I have recently been looking at making assets so they can have collision etc… but it seems I must always ? make multiple proxy objects if I want my walls with collision, yet open doorways…
is there not a simpler, material based method to tell UE4 to make the selected object use collision ?
I have tried the engine own collision settings… but it always puts a solid box around something like a wall… so each wall must be modular… and I rather not have to model everything that way…
its twice as much work for each asset…
also. to cut down on build time, how might I import materials and textures I use in Maya ?

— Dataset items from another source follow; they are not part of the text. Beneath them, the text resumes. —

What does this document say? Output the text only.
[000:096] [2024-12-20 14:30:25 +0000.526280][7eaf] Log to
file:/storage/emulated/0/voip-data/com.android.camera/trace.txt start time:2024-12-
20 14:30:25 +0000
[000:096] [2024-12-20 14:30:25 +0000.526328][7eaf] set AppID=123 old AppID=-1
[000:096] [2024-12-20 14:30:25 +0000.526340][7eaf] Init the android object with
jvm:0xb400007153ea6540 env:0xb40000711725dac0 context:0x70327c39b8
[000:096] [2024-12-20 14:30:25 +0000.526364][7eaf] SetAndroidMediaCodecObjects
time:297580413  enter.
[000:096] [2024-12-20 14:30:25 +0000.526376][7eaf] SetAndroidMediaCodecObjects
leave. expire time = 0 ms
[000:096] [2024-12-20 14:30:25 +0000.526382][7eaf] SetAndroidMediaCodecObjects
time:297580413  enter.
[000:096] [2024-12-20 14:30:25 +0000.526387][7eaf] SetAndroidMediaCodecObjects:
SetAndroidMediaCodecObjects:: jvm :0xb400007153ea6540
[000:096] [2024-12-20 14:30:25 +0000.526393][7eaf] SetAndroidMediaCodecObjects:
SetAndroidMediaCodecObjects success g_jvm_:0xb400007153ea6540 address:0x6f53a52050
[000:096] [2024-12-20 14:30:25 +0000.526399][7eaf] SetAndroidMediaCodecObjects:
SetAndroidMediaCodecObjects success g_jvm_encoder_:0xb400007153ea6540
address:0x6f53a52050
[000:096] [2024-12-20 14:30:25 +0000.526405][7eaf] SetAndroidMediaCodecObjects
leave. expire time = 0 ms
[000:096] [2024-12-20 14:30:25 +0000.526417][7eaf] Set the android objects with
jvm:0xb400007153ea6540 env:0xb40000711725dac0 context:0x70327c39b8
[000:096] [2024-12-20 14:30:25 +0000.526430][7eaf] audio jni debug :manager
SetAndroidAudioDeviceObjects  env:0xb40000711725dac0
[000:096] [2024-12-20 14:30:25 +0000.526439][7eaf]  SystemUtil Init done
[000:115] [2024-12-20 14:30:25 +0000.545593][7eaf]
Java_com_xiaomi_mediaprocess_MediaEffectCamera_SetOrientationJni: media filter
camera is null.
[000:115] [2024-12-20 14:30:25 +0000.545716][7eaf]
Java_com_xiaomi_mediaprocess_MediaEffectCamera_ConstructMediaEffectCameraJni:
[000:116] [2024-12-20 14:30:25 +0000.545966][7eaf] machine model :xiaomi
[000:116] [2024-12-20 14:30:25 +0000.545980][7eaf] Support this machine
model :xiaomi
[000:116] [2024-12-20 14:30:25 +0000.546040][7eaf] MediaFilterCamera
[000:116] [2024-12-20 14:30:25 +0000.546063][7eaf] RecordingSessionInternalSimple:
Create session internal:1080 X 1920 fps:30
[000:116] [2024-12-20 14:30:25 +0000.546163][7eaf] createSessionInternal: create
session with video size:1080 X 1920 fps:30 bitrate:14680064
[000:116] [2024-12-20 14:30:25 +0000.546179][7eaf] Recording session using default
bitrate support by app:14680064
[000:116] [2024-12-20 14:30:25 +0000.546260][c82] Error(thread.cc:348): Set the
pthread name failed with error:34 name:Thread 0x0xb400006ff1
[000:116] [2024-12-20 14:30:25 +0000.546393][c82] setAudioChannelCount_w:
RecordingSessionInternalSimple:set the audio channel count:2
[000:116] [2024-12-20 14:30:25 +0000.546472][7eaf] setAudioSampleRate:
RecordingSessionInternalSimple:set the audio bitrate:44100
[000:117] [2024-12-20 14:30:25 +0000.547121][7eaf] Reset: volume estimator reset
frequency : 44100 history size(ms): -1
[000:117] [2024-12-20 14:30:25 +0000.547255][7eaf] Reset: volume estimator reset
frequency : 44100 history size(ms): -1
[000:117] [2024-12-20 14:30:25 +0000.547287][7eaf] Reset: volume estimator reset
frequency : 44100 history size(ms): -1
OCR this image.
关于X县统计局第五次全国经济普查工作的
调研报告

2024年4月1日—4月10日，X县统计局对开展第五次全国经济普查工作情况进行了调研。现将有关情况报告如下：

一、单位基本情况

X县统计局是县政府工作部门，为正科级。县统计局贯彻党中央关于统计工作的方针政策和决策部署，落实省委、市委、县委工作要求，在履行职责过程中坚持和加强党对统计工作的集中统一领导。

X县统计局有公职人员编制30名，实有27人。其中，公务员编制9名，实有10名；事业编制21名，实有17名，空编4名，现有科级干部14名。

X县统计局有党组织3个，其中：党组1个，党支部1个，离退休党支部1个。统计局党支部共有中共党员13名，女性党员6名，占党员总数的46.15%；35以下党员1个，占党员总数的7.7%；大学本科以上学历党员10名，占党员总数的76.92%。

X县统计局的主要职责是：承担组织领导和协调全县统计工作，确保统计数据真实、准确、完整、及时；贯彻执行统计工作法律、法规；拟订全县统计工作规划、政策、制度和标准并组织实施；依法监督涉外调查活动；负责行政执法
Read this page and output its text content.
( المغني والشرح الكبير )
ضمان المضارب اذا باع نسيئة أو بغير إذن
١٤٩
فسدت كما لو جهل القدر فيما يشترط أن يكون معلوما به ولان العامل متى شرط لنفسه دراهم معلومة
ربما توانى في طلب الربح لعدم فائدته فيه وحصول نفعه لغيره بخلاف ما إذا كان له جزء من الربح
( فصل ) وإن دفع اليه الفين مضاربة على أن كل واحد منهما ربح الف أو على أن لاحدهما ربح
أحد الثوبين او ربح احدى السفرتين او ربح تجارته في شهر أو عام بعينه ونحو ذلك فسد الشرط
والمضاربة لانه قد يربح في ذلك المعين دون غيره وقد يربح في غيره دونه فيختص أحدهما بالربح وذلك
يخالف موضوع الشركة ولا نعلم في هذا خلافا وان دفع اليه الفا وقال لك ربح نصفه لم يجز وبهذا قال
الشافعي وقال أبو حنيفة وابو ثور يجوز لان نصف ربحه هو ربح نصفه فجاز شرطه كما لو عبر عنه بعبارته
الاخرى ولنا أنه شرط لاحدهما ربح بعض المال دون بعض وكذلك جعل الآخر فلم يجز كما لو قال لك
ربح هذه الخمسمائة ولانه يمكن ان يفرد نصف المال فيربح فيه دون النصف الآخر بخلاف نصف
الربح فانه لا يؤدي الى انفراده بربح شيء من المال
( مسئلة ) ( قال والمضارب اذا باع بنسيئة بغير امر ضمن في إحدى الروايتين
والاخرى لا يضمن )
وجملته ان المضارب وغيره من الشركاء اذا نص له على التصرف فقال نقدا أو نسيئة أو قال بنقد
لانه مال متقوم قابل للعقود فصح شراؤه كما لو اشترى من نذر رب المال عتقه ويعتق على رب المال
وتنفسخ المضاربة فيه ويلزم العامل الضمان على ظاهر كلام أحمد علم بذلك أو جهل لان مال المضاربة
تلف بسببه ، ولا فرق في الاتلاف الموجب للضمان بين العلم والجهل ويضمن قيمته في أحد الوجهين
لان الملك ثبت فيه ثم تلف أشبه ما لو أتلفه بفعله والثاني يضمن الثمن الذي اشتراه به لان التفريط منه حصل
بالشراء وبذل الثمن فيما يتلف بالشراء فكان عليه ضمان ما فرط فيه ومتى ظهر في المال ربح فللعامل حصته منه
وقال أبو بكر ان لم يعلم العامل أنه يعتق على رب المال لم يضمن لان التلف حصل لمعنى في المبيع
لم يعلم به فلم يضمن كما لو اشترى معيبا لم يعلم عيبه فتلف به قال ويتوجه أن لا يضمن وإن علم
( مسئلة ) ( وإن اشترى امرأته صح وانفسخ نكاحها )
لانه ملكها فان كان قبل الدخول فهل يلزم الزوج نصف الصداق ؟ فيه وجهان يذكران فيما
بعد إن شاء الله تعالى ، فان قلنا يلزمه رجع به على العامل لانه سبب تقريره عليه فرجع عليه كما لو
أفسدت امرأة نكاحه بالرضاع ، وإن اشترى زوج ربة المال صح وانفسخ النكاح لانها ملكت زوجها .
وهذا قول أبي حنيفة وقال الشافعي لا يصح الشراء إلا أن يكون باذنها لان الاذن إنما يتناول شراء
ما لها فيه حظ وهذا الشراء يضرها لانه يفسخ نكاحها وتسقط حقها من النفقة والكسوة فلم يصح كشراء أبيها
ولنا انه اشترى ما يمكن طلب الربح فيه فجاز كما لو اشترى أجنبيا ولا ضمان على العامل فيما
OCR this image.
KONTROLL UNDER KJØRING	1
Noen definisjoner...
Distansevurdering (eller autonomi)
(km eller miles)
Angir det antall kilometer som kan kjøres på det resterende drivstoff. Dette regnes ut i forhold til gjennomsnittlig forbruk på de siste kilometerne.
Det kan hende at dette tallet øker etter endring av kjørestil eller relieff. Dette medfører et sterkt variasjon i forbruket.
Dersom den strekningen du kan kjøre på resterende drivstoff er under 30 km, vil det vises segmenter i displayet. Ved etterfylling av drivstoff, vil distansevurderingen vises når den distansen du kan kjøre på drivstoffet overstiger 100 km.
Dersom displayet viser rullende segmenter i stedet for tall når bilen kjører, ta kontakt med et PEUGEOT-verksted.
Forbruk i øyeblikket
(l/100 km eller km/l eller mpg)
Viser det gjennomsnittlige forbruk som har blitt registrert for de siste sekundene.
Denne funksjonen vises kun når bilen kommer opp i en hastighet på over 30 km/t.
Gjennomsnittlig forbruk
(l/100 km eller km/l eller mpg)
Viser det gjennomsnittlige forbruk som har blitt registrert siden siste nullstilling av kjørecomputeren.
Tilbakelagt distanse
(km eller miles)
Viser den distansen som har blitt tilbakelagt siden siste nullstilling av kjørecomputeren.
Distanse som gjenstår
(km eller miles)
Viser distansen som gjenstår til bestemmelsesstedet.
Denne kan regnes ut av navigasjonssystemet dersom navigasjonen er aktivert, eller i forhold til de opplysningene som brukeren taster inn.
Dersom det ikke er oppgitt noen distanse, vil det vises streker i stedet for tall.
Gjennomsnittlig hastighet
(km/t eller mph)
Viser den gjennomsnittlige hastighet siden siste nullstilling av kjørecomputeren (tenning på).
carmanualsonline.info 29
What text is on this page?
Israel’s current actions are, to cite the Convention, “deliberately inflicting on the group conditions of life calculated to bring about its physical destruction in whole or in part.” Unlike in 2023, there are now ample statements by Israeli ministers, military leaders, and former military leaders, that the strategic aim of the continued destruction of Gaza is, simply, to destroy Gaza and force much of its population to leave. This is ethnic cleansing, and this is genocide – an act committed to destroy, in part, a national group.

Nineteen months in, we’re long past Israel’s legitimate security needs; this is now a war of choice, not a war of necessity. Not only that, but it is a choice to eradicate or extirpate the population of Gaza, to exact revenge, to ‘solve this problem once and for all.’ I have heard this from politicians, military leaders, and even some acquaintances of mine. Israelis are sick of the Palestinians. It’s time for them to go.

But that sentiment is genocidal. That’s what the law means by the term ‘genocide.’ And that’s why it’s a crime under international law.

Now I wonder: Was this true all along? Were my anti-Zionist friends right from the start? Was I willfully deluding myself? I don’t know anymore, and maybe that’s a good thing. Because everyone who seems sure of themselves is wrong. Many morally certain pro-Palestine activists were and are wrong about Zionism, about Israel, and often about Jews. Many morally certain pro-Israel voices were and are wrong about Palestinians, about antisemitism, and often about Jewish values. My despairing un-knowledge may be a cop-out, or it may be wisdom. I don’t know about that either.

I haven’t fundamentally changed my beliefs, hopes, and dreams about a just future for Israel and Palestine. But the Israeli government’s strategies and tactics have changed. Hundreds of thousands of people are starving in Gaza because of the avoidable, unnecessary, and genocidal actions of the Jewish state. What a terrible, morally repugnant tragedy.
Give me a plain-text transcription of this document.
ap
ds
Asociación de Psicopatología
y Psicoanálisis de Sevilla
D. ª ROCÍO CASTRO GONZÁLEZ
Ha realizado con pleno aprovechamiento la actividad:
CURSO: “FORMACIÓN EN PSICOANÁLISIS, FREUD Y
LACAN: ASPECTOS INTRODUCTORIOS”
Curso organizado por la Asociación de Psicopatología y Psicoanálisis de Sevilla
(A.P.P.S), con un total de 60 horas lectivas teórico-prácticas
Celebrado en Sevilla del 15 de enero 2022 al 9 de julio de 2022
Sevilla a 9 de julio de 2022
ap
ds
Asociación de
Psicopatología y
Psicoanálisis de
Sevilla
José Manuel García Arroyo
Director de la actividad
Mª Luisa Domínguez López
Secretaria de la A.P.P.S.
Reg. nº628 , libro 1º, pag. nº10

PS… “Use Complex Collision as Simple.”
does not work for doorways or one mesh exterior walls… always seems to block of the openings by simplfying the mesh and it closes the open edges/vertices
Use the “complex as simple” collision setting -> then the object will be the collider
3rd way:
Edit: Just saw your edit ^^ -> I’m sure that the “complex as simple” will work in nearly every case -> Check if you probably have some invisible vertices somewhere in the door opening
With simple meshes you can even do that directly in the UE4 -> just add several collision boxes and then place them where you like But for more complex ones the “3d program way” is the best one
i make custome collider with MAYA, and it work (but not perfect). but i think “3d program way” is the best right now, in UE, it’s hard to scale, rotate, edit… exactly
Is this the “correct” way? I’ve run into issues before where my assets and ue-based collision don’t scale uniformly in the viewport. Could just be I’m running a weird version of the engine?